Sticking it out can be a lonely act of faith. For most of my career, it seemed every word I wrote might as profitably been tossed down a well (which is saying something—your average well pays peanuts). Then, over the past few years, things began to happen. I got my first TV staff writer interview. My webseries got noticed by the Writer’s Guild. This summer, in the space of one month, I was contacted by a cable channel to do interstitials, had a piece in Slate, was selected for a screenplay reading, and got into the New York TV Festival. Why then? Such things are often feast or famine, but I think it has to do with showing up. If you keep doing it, you become difficult to ignore.
That’s half of the good stuff—call it the “you’ve got to be in it to win it” part (although that phrase’s lottery associations are uncomfortably apt re: the odds of making it in television). The other half is the “when the student is ready the master will appear” part. I’ve talked about being a “success,” but what about being a good writer? I wasn’t tossing brilliant scripts for The Office down that well. I wasn’t even tossing scripts for Small Wonder. But, while no one was paying attention, I became more worthy of attention. Part of showing up is writing long enough to have something worth saying.
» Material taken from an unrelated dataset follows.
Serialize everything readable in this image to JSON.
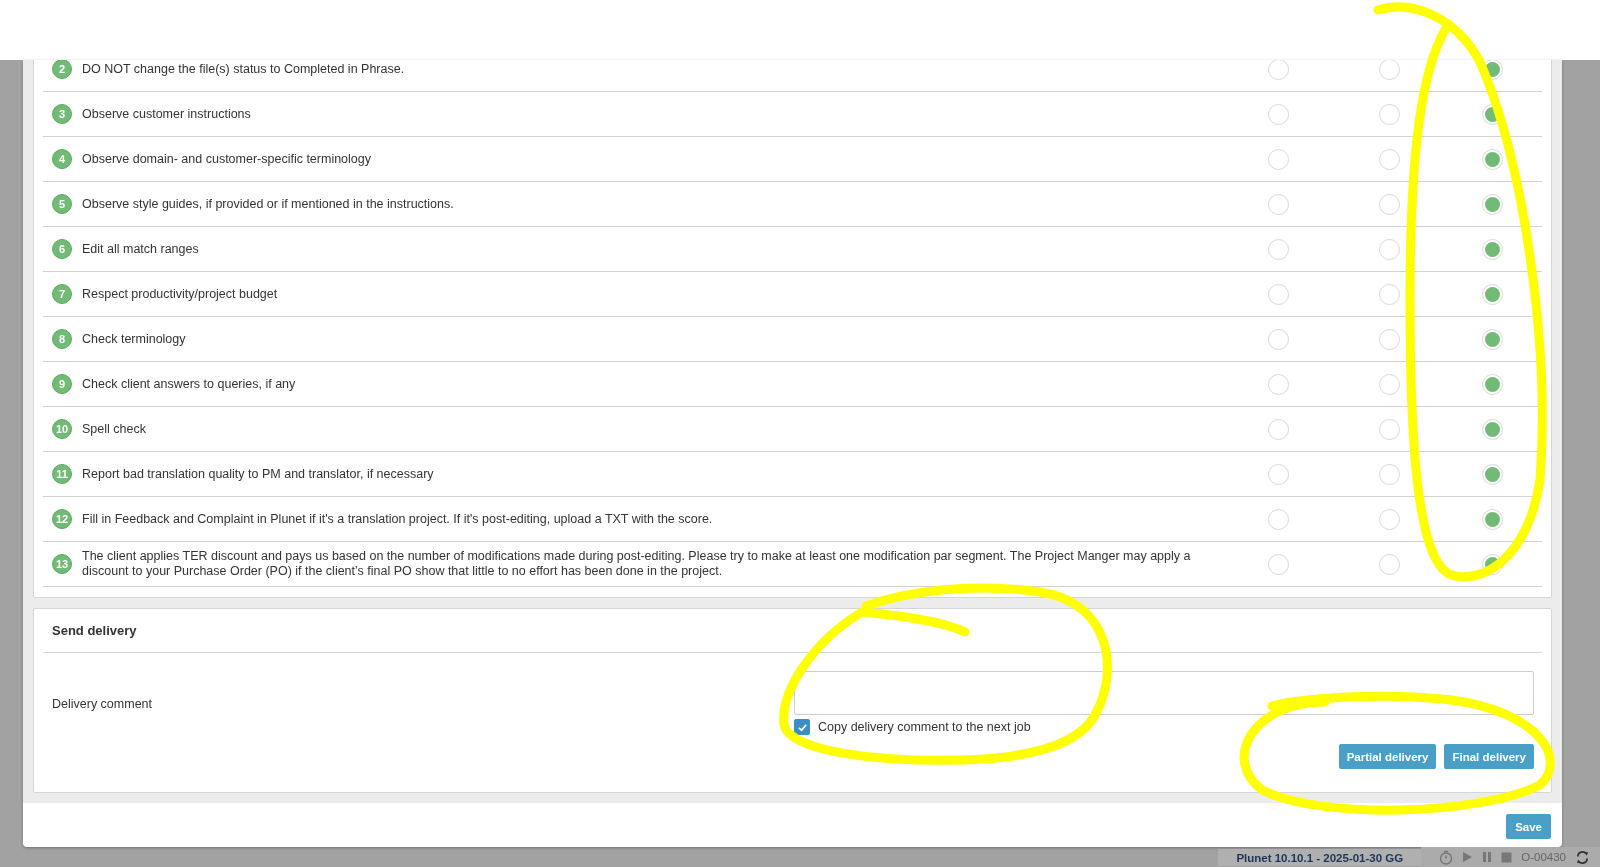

As for the taunt, it has many sides: Am I really showing up, or am I just waiting around? I know people whose page count dwarfs my own. I’m showing up, but once I’m there, am I easily forgotten? I write in part because I have no head for business, yet it requires savvy and hustle beyond imagining. Am I showing up to the right places? Comedy writing is a different beast than most other kinds. So much depends on becoming seen and known within a community of performers. Rather than writing that spec, would I be better served spending my nights at—say— stand-up shows, even if I don’t have the specific passion that stand-up demands?
And yet, mostly I find it comforting. Showing up is a more encouraging phrase than paying dues, even though it encompasses that idea and makes it easier to swallow, like putting hunks of bacon in your Brussels sprouts (actually, I like Brussels sprouts… let’s say like taking your vitamins with some whiskey, unless that reveals too much). Showing up reminds you to write that script, pay that entry fee, make those revisions, reach out to that agent. More importantly, it helps me look at the (small) success I’ve had so far and have faith that there’s more to come. Eventually that well has to fill up.
But that’s beside the point. What I really wanted to ask was: wanna drink whiskey and watch The Craft?
Dan McCoy is the creator, co-writer, and co-star of the web series 9 AM Meeting, which won the MTV Animation Award at the 2010 New York Television Festival, and a development deal with the network. He’s spent nearly a decade skulking in the margins of the NYC comedy scene–writing for stage shows starring Emmy-winning comedians Sara Schaefer and Elliott Kalan, and performing sketch and (much more infrequently) stand-up. His freelance work has appeared on/in Late Night With Jimmy Fallon, Slate.com, Gawker, Cinemax, Whim Quarterly, and NPR’s Morning Edition. He lives in Brooklyn with his cat and his wife, not in that order.